Whatever happened to the 'desktop smartphone'?
From ambitious crowdfunder to barely a whispered memory, the Ubuntu Edge didn't lead the pack in the way many had hoped. But just what is the status of the converged, desktop-capable smartphone?
Last summer, it looked, for a short while at least, that Canonical was going to break crowdfunding history and raise $32m in just a month, in order to produce a smartphone with fully desktop-ready functions. Plug in a monitor, and you'd be running a full-fat build of Ubuntu in a device you could carry home in your pocket.
But it was not to be. After raising just under $13m of the amount needed, Canonical had to pack up and go home. The Ubuntu Edge - as the device had been named - was never to be.
But what many expected was that, after such a massive amount of interest ($13m of crowdsourcing in four weeks was no mean feat), surely somebody else would be trying such a thing by now? But no. Why not?
It's easy enough to blame fantastic hardware overheads, for a start. What reasonably priced smartphone, even now, can perform with the same speed and reliability of a desktop, or even a high to medium-end laptop?
Microsoft has begun, at least, pawing at the edges of such a 'converged device' concept with its recent proclamations of an operating system, at least, that spans devices.
CEO Satya Nadella stated recently that Windows Phone, Windows and even Xbox One share 90 per cent of their APIs. The next Windows, we are promised, will be the same across every bit of plastic.
But that feels, in some ways, like the reverse approach of the Ubuntu Edge. It still doesn't explain why somebody hasn't started trying to thrash out a Chrome OS phone, or a Windows 8 7in tablet (alright, there's a few of those - but they've been dreadful so far).
Ex-BT CTO and futurist Peter Cochrane even goes so far as to suggest that slightly darker realities may be keeping such fanciful notions from the market.
"Don't underestimate the ability of manufacturers to freeze technology out of the market," Cochrane told Computing.
"The everlasting lightbulb and the everlasting match were both real, but manufacturers realised they stood to lose money out of it.
"It's ever so easy to predict when technology will arrive and what it will do, and what benefits it will manifest.
"What the heck the publishers will accept, and what manufacturers will want to do, remains a complete and utter mystery.
"If 20 years ago you'd said people would be wandering around in the street texting or listening to headphones, people would say you're out of your mind."
Cochrane, in fact, bases this statement on a real anecdote in which he was consulting with one of the 'big four' US telcos and had his sanity questioned for suggesting that mobile phone texting would one day replace pagers.
But if it's 'just business' and fickle, consumerised trends holding back the dream converged desktop phone, Canonical's not letting on.
A year down the line, the company is just putting the finishing touches to some smartphones it's bringing to market with hardware partners - the same ones, perhaps, it was trying to impress with the Indiegogo crowdfunder that, just maybe, was never even designed to succeed, and more to attract attention.

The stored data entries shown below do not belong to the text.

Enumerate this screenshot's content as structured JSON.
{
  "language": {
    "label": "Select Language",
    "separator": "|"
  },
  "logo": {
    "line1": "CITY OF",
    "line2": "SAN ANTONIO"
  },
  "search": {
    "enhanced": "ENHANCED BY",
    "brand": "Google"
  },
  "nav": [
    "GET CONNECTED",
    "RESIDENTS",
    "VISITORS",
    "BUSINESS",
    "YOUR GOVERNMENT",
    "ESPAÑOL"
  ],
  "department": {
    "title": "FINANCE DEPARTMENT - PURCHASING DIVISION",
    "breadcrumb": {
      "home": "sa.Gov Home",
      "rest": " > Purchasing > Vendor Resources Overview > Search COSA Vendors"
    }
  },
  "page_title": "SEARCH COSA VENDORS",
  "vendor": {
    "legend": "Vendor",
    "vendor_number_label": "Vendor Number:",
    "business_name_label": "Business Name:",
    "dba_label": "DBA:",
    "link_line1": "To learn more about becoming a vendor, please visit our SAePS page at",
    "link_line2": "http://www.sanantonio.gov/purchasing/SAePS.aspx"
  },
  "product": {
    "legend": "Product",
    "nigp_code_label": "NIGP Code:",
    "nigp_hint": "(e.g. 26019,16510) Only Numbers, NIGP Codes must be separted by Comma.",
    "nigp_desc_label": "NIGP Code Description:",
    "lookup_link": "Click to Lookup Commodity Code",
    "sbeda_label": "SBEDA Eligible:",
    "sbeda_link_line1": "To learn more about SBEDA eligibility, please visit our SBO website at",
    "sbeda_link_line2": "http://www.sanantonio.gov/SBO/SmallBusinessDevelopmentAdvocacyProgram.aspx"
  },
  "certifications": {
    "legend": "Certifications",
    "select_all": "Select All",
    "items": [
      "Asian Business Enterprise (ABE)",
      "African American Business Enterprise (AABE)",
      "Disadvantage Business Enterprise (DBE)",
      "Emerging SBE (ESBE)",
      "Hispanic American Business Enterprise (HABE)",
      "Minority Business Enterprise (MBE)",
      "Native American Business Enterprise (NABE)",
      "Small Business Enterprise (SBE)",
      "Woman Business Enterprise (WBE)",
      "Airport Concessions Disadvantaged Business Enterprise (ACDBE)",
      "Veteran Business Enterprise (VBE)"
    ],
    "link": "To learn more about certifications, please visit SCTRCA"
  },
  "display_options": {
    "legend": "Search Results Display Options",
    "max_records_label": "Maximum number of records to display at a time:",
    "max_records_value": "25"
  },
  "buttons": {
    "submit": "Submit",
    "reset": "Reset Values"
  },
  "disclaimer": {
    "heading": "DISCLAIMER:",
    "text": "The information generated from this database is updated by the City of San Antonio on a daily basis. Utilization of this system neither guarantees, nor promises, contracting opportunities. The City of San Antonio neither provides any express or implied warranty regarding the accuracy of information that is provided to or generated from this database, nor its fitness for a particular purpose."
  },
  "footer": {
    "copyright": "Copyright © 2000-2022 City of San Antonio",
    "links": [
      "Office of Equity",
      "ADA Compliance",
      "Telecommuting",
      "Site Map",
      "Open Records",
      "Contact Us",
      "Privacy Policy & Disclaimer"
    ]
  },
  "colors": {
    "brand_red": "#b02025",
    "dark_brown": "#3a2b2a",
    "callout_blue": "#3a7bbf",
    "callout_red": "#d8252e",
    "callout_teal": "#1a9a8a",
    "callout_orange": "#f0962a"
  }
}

Canonical product manager Richard Collins won't be drawn on that kind of talk, but is only too happy to spill the beans on Canonical - and Ubuntu's - ongoing strategy in the converged device market.
"The vision for Ubuntu has always been a single codebase that will run on multiple types of device," he stated.
"In terms of what the Edge was originally about, it was an independent, off-the-wall initiative. We thought it would be worthwhile in order to ascertain what the climate is within the industry to do something else with smartphones - it wasn't ordinarily something we'd consider doing ourselves."
Collins agreed with Cochrane in some ways. "I think the reason it hasn't happened is because there's a lot of risk associated with the way smartphone manufacturing is right now," he told Computing.
"Manufacturers are not risk averse, and don't want to invest in something that is a diversion of the way the industry tends to work."
Collins described an industry with "very few choices when it comes to operating systems" in the wider mobile industry.
In fact, he says, there is "really only one" - Android. And that "isn't evolving. Not at all. There's not a lot of innovation going on around it right now. It's all just following the way Google is developed. There has to be an alternative to Android," he stated, almost with desperation.
Computing brings up Windows which, as mentioned earlier, seems to be close to attaining similar goals. He's dismissive.
"Microsoft have tried it two or three times before, but fundamentally they're coming at it from a completely different background," he said.
"They've made a number of different OSs, and they kind of bolt them together with the hardware, and people don't experience the quality of continuity or the right price, and the products have suffered.
"The latest OS [Windows 8] is obviously about to be scrapped. So the whole Surface project of trying to bring in convergence seems to be failing."
Ubuntu's not doing it, and according to them, Microsoft can't do it either. Your move, Android? The battle for the ultimate all-in-one smartphone is still to be fought.